La Fille du régiment - Royal Opera House, 17 May 2010
This was my fifth or so viewing of Laurent Pelly’s now-classic production, and I have to confess – this time it was easier to understand how the cast get through the night without cracking up. The humour relies on visual gags which inevitably tire eventually - the line of dancing underpants, the housemaids’ choreographed dusting, even the final coup de theatre as Juan Diego Flórez rolls in to save the day atop a tank. Agathe Mélinand's crudely updated dialogue is hardly timeless either. But I could forgive the uncontrolled laughter of the other 99% of the audience – I was there once. And let’s face it, as comic operas go, La Fille du régiment is actually not that funny on the page nor musically inventive enough to compensate. It needs Pelly’s interventions more than it needs preserving in aspic.
But even Pelly's most obvious humour is never entirely stale with this superb cast. Flórez has matured from a self-conscious slapstick comedian into a genuine comic actor – his timing as he attempted to join in the regimental song was a particular joy. Elegant and unexpectedly touching in Pour me rapprocher de Marie, exuberantly tossing out the multiple high C’s of Ah, mes amis, gamely sporting lederhosen in the name of Art – it wasn’t just a faultless performance but a truly memorable one.
Natalie Dessay’s tomboy Marie is the real heart of this production though. Braces pinging, coloratura brilliantly matched to ironing, it’s a charming characterisation that hovers dangerously close to caricature and, it must be said, occasionally oversteps the line. The odd cloudy top note was the only real sign of vocal wear. Ann Murray’s slender-voiced Marquise was more sympathetic than Felicity Palmer’s first run Lady Bracknell, and a better partner to Alessandro Corbelli’s soft-hearted, coarse-grained Sulpice.

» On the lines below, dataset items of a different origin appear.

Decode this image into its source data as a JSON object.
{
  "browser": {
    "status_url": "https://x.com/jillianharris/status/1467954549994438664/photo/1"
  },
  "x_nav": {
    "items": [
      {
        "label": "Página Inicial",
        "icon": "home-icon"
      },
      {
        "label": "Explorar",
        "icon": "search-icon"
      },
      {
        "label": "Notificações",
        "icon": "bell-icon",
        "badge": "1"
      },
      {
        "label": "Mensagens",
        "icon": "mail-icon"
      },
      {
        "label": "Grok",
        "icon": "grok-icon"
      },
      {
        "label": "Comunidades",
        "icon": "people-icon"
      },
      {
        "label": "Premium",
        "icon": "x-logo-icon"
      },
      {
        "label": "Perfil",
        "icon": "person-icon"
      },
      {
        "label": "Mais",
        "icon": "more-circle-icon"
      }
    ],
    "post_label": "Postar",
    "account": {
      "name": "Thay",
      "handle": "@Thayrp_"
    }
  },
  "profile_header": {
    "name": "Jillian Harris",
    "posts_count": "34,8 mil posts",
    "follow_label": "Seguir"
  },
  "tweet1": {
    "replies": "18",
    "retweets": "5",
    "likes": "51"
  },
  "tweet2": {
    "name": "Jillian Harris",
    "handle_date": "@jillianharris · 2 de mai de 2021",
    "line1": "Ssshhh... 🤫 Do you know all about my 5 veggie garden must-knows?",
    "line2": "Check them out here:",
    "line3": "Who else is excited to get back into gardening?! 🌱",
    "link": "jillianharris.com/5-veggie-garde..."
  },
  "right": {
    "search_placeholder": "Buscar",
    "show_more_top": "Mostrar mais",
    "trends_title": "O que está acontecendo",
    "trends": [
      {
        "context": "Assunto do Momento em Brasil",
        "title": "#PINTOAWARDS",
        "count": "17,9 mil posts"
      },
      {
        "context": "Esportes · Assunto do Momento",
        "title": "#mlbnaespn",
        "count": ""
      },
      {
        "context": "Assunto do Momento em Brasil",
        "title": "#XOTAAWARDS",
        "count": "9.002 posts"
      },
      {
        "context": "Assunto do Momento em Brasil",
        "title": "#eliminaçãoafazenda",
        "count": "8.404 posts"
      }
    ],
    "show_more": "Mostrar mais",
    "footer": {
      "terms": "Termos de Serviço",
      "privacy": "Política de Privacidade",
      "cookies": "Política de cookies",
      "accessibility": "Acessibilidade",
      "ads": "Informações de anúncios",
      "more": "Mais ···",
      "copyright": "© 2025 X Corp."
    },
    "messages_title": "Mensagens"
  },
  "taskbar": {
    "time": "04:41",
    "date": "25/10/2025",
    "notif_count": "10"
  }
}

I was lucky enough to catch Montserrat Caballé’s Duchess de Crackentorp when this production found its way to Vienna. Dawn French's mugging and stage-hogging can of course bear no comparison, but the hysterical laughter testified to her post-interval audience appeal.
Bruno Campanella let pass some of the sloppiest orchestral playing I’ve heard all year, but his tempi were ideal and his pit to stage balance perfect.